More than a dozen Texas women in total have joined the Center for Reproductive Rights’ lawsuit against the state’s law, which prohibits abortions unless a mother’s life is at risk — an exception that is not clearly defined. Texas doctors who perform abortions risk life in prison and fines of up to $100,000, leaving many women with providers who are unwilling to even discuss terminating a pregnancy.

The Texas attorney general’s office, which is defending the state in the lawsuit, did not immediately return an email seeking comment Monday.

The lawsuit serves as a nationwide model for abortion rights advocates to challenge strict new abortion laws states that have rolled out since the Supreme Court overturned Roe v. Wade last year. Sixteen states, including Texas, do not allow abortions when a fatal fetal anomaly is detected while six do not allow exceptions for the mother’s health.

Duane said the Center for Reproductive Rights is looking at filing similar lawsuits in other states, noting that they’ve heard from women across the country. Roughly 25 Texas women have contacted the organization about their own experiences since the initial lawsuit was filed in March.

The women who joined the lawsuit describe being elated about finding out they were pregnant before the experience turned catastrophic.

Jessica Bernardo and her husband spent years trying to conceive, even consulting fertility doctors, before finally become pregnant with a daughter, Emma, last July.

Almost immediately, Bernardo was coughing so hard and often she would sometimes throw up. Fourteen weeks into the pregnancy, test results revealed her baby likely had Down Syndrome, so she consulted a specialist who gave her devastating news: Emma’s heart was underdeveloped and she had a rare, deadly disorder called fetal anasarca, which causes fluid to build up in the body.

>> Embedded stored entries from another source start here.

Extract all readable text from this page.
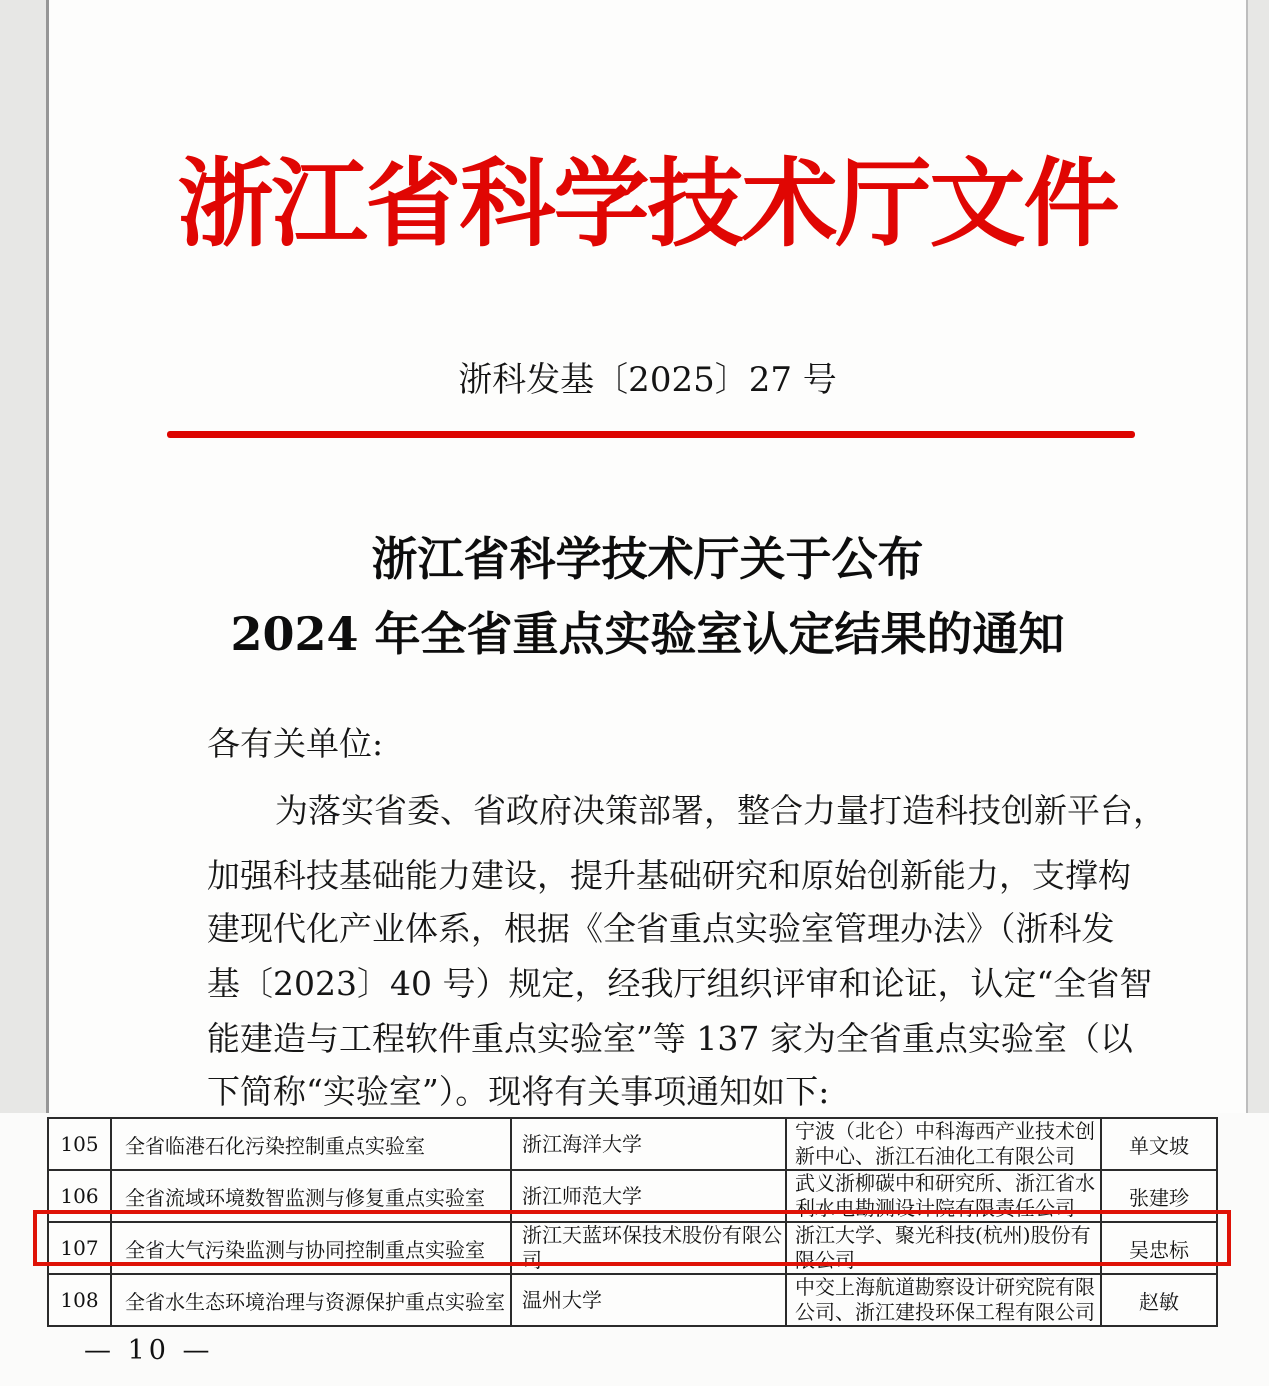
浙江省科学技术厅文件
浙科发基〔2025〕27 号
浙江省科学技术厅关于公布
2024 年全省重点实验室认定结果的通知
各有关单位:
为落实省委、省政府决策部署，整合力量打造科技创新平台，
加强科技基础能力建设，提升基础研究和原始创新能力，支撑构
建现代化产业体系，根据《全省重点实验室管理办法》（浙科发
基〔2023〕40 号）规定，经我厅组织评审和论证，认定“全省智
能建造与工程软件重点实验室”等 137 家为全省重点实验室（以
下简称“实验室”）。现将有关事项通知如下:
105	全省临港石化污染控制重点实验室	浙江海洋大学	宁波（北仑）中科海西产业技术创新中心、浙江石油化工有限公司	单文坡
106	全省流域环境数智监测与修复重点实验室	浙江师范大学	武义浙柳碳中和研究所、浙江省水利水电勘测设计院有限责任公司	张建珍
107	全省大气污染监测与协同控制重点实验室	浙江天蓝环保技术股份有限公司	浙江大学、聚光科技(杭州)股份有限公司	吴忠标
108	全省水生态环境治理与资源保护重点实验室	温州大学	中交上海航道勘察设计研究院有限公司、浙江建投环保工程有限公司	赵敏
— 10 —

“He handed me a tissue box,” recalled Bernardo, who lives in Frisco, Texas. “I thought maybe the worst thing he was going to tell us was that she’s going to have Down Syndrome. Instead, he said, ‘I can tell you right away…she wouldn’t make it.’”

The doctor warned her to watch out for high blood pressure and coughing, symptoms of Mirror syndrome, another rare condition where a mother “mirrors” the same problems the fetus is experiencing.

With Bernardo’s blood pressure numbers climbing, her OB-GYN conferred with the hospital’s ethics board to see if she could end the pregnancy but was advised Bernardo wasn’t sick enough. Bernardo spent $7,000 traveling to Seattle for an abortion a week later.